A prompt cannot resolve a contradiction the organization itself has never decided.
The convenient technical response
When an AI answer is wrong, teams inspect the prompt, retrieval settings, and model behavior. Those are appropriate places to look.
But if two approved documents conflict, a record lacks required context, or policy has no owner, the system cannot infer a responsible truth through wording alone.
Classify the failure correctly
Separate model failures from retrieval failures, source failures, policy failures, and workflow failures. Each class has a different owner and remedy.
This prevents engineering from repeatedly compensating for organizational ambiguity and gives leaders evidence about where the operating system needs repair.
Do not ask the model to hide a governance problem behind better language.

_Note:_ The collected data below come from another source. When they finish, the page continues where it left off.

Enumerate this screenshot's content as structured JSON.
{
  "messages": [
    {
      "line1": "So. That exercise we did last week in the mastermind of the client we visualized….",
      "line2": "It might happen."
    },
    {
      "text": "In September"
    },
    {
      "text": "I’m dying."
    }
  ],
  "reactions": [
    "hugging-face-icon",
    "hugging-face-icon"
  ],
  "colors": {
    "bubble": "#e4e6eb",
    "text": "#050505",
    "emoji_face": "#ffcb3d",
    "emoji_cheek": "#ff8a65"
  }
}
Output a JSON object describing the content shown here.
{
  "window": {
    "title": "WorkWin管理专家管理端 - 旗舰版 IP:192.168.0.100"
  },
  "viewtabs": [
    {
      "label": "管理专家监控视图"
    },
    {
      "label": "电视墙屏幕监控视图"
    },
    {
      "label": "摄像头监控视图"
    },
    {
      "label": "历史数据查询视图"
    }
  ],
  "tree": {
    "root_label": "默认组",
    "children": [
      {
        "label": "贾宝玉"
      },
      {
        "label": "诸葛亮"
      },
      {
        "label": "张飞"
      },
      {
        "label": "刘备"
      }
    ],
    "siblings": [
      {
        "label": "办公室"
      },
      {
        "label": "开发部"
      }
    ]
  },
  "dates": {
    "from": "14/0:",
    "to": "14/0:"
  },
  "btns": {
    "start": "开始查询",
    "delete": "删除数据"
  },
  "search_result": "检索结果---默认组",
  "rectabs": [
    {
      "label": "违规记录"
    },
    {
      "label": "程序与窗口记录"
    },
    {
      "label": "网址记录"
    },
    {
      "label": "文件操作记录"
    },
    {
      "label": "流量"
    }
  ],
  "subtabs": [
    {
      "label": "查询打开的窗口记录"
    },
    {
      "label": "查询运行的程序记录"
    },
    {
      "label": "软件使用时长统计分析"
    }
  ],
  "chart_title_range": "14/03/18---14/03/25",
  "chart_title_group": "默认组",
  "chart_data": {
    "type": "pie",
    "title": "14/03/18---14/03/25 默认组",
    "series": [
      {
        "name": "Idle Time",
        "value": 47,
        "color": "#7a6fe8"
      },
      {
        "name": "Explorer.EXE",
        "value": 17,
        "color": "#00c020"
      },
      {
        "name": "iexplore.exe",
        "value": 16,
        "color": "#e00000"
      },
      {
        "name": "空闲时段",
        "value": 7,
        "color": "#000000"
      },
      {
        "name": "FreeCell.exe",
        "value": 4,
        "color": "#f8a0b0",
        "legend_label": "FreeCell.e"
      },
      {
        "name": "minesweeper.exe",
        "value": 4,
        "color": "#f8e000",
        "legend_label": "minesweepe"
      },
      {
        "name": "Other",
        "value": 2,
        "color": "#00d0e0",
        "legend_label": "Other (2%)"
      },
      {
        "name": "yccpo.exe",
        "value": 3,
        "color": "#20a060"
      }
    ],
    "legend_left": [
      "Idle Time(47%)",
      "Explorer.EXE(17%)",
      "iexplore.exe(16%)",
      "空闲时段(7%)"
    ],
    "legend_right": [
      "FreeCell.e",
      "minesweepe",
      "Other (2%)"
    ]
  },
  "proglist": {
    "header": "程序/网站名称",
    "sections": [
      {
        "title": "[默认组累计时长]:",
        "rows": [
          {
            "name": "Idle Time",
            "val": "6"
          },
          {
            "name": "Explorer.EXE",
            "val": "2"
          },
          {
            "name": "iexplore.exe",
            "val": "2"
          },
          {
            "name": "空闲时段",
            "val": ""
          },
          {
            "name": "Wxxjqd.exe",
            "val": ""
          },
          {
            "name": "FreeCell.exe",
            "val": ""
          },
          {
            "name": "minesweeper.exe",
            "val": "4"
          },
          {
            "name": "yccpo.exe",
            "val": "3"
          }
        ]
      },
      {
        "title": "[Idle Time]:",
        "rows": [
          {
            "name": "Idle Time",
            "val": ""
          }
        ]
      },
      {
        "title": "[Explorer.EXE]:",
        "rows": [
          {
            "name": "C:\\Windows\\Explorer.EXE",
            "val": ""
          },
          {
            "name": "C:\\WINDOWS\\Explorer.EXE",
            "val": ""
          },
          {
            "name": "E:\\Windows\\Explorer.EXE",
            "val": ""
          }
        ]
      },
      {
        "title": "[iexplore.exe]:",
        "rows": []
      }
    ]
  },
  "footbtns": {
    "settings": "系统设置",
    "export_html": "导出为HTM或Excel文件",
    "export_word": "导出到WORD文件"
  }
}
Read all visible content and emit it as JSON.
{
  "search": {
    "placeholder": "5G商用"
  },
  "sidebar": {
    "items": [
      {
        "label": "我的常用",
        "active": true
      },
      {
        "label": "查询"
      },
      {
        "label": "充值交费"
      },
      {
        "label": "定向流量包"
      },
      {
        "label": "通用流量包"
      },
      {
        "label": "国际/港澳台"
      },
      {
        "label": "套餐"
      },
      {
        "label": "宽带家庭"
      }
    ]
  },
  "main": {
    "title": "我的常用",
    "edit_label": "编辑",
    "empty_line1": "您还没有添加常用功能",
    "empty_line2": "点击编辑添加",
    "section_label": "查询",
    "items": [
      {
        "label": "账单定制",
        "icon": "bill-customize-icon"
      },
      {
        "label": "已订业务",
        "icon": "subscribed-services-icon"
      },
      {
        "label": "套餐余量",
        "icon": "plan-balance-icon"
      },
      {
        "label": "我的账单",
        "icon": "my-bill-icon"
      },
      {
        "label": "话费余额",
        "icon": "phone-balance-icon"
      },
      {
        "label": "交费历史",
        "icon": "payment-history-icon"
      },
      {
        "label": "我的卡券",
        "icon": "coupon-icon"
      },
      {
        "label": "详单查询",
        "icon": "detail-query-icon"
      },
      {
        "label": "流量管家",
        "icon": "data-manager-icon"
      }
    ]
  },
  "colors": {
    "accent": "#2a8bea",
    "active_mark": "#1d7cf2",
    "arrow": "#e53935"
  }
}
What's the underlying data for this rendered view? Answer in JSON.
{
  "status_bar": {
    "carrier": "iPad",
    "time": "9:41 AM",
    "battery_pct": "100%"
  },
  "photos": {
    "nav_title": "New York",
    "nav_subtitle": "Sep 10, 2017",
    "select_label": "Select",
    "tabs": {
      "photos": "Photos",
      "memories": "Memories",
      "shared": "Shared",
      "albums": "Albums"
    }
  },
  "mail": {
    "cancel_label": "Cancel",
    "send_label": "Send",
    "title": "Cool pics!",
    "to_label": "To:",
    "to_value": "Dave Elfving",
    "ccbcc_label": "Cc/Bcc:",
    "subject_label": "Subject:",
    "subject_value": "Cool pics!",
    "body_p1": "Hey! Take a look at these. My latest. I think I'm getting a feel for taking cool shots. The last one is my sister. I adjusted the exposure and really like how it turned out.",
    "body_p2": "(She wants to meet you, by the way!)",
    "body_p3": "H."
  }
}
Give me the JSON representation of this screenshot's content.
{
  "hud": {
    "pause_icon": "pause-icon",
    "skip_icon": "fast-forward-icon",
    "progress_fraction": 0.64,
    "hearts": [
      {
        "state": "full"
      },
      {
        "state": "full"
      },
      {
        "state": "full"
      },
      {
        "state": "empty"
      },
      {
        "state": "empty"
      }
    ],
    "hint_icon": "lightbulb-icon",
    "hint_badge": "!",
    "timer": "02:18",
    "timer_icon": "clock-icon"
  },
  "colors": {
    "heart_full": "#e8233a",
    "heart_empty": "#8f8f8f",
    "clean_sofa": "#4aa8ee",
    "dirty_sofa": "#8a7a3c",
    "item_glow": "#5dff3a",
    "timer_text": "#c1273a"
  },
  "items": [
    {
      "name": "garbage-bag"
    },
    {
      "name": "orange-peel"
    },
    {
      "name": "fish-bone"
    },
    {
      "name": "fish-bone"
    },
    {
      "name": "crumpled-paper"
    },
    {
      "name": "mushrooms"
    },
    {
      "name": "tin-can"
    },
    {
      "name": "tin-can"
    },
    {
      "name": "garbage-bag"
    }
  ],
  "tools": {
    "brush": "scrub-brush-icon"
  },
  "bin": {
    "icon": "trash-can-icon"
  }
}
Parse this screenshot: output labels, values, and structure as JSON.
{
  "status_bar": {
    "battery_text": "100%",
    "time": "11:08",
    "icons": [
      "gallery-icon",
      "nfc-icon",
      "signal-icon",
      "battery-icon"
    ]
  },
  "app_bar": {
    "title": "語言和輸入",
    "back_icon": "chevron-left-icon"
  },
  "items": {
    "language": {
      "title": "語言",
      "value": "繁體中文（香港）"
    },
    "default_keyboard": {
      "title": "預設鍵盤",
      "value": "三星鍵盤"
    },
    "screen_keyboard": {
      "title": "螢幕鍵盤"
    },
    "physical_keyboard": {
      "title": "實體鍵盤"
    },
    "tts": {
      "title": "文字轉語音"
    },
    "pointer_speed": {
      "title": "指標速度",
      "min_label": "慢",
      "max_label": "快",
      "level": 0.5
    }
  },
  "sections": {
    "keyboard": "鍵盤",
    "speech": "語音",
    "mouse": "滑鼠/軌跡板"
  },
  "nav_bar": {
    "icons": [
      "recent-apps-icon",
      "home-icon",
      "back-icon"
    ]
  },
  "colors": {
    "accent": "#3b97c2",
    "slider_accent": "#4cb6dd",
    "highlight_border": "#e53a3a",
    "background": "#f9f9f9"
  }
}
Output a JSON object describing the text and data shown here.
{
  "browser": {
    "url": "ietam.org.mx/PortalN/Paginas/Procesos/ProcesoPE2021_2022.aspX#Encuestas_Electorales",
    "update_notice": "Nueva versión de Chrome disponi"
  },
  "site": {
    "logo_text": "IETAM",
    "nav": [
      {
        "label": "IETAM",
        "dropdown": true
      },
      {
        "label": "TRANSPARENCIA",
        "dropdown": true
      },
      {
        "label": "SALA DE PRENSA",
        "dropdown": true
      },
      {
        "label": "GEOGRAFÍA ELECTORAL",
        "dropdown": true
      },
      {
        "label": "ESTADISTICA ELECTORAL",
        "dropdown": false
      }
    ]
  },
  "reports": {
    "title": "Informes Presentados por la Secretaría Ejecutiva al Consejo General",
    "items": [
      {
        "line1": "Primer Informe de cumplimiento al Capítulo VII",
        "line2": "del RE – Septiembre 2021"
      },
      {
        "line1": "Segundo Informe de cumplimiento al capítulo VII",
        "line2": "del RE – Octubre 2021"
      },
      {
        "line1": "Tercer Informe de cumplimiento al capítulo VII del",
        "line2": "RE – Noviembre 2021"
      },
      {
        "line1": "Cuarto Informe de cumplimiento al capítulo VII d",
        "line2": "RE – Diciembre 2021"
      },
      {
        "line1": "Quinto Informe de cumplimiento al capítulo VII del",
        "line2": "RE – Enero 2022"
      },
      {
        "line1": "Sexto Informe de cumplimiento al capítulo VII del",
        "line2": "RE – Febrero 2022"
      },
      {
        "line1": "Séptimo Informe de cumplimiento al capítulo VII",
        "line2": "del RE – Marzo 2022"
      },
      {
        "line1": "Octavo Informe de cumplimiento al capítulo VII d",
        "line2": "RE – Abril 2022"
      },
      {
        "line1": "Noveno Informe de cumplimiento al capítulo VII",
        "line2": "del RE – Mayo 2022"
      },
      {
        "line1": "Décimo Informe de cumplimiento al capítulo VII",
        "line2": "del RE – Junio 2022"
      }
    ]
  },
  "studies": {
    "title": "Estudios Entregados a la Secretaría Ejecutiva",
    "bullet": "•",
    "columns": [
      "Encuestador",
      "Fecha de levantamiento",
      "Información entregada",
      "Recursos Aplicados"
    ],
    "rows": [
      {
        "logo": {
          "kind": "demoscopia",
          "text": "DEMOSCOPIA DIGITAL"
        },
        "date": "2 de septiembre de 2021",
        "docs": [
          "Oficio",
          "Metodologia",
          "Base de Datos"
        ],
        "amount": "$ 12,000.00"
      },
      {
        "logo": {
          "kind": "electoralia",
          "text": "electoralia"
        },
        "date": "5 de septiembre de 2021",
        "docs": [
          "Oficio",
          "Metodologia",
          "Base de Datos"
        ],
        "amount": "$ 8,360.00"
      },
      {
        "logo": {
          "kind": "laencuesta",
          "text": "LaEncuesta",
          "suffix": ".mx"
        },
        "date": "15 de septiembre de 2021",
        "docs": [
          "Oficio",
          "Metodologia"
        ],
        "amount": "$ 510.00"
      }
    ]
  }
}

Create a knowledge correction loop
Route source conflicts and missing rules to accountable owners. Record the resolution, effective date, affected content, and need for re-evaluation.
The AI product becomes a sensor for knowledge quality. Its failures can improve the organization if the operating model allows them to reach the right decision maker.
Fix the truth before the phrasing
Prompt improvements can clarify behavior, enforce format, and reduce known error patterns. They should not be used to manufacture confidence from unresolved evidence.
Prompt tuning cannot repair a broken policy. Improve the underlying decision, then teach the system how to represent it.